Fund blames rising global demand for high oil prices
Managing director says main challenge is for Cairo to pay off foreign debt


CAIRO: The International Monetary Fund urged Egypt on Tuesday to begin implementing a series of measures it says will help economic recovery, spur growth and raise the standard of living.

IMF managing director Rodrigo Rato told Egyptian President Hosni Mubarak that the main challenge for Cairo was to pay off part of its foreign debt, which hit $28.7 billion in 2003.

He told journalists that he also urged the government to take immediate action to reduce a $8.4 billion budget deficit that has been growing faster than gross domestic product.
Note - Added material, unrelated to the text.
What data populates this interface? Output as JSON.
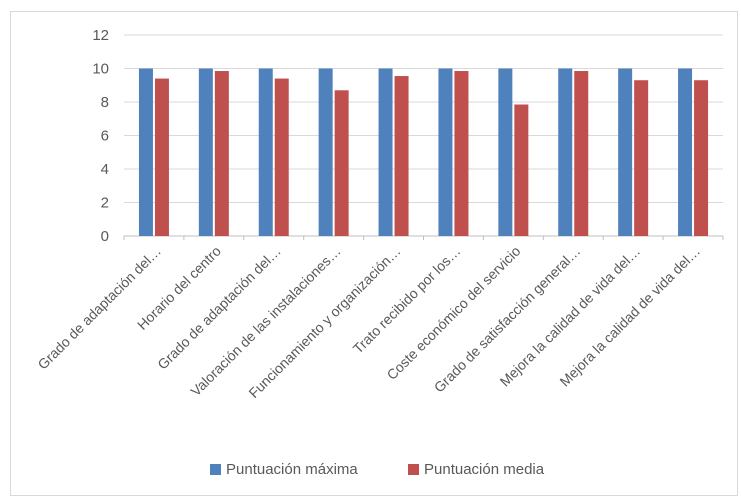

Finance Minister Youssef Boutros Ghali said Mubarak had assured Rato that reducing the deficit was "among the government's concerns" and that additional measures would be taken to bring it under control.

Egypt, said Rato, should promote transparency in government spending and accelerate reforms, particularly tax reforms, and continue liberalizing the economy and privatizing state-owned enterprises.
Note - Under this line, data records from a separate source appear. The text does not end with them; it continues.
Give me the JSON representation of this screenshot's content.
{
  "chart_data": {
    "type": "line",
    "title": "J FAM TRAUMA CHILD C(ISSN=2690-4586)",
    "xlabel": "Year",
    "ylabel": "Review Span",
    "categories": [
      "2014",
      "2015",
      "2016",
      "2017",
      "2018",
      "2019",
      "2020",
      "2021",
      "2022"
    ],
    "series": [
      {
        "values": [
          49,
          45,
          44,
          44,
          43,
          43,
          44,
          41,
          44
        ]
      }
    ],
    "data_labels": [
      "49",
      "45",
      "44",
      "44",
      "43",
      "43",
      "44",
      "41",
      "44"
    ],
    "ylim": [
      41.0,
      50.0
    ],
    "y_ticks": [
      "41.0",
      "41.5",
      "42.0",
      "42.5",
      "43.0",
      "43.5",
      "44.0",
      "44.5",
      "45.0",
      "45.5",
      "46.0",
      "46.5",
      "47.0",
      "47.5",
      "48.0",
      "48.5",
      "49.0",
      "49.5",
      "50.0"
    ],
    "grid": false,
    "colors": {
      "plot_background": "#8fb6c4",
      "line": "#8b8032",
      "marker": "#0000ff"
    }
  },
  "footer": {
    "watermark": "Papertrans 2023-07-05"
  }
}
Ghali said the government was pursuing an "objective" economic program in various fields, adding that he expected this to pay off by "attracting foreign investments" and "increasing growth rate."

The reform-minded government of Prime Minister Ahmed Nazif that took office in July has pledged to turn around Egypt's ailing economy and rein in high inflation, skyrocketing unemployment and the huge debt burden.

Egypt announced in September that it was ready to allow foreign companies to manage state-owned businesses but would not give up control of those firms it sees as strategic.

Rato also said that rising demand was the most important reason behind record oil prices and more investment was needed in oil refineries by crude producers and consumers.

"We are in an environment of higher oil prices for many reasons, the most important one an increase in demand," Rato said.

"We ... see clearly a need for an increase in the investment in the oil process, especially in refinery process," he said.

"That, of course, demands that both consumers and producers ... plan clearly for an increase in the refinery capacity of oil products."

Strong oil demand from China and India, political risk in Nigeria and Iraq and disrupted supplies in the United States have driven crude prices to record highs.

Oil prices have remained comfortably above $50 for the past three weeks.

Rato said that governments should not shield consumers from rising oil prices "so that consumers should realize the new prices of energy."

Agustin Carstens, Rato's deputy, said on Monday that global economic growth for 2005 could be lower than the 4.3 percent that had been forecast by the IMF a month ago because of high oil prices.

Rato said however that other global economic factors would partly compensate for the higher oil prices.

"We have to take into consideration that in one side there is an increase in the oil prices, so the downside risk has increased; but also there are other effects of world growth that will, in part, compensate for this," Rato said.
"We will have to see in the next few months how these two forces evolve," he said.

Rato was in Egypt on the final leg of a Middle East tour that also took him to Lebanon and Saudi Arabia.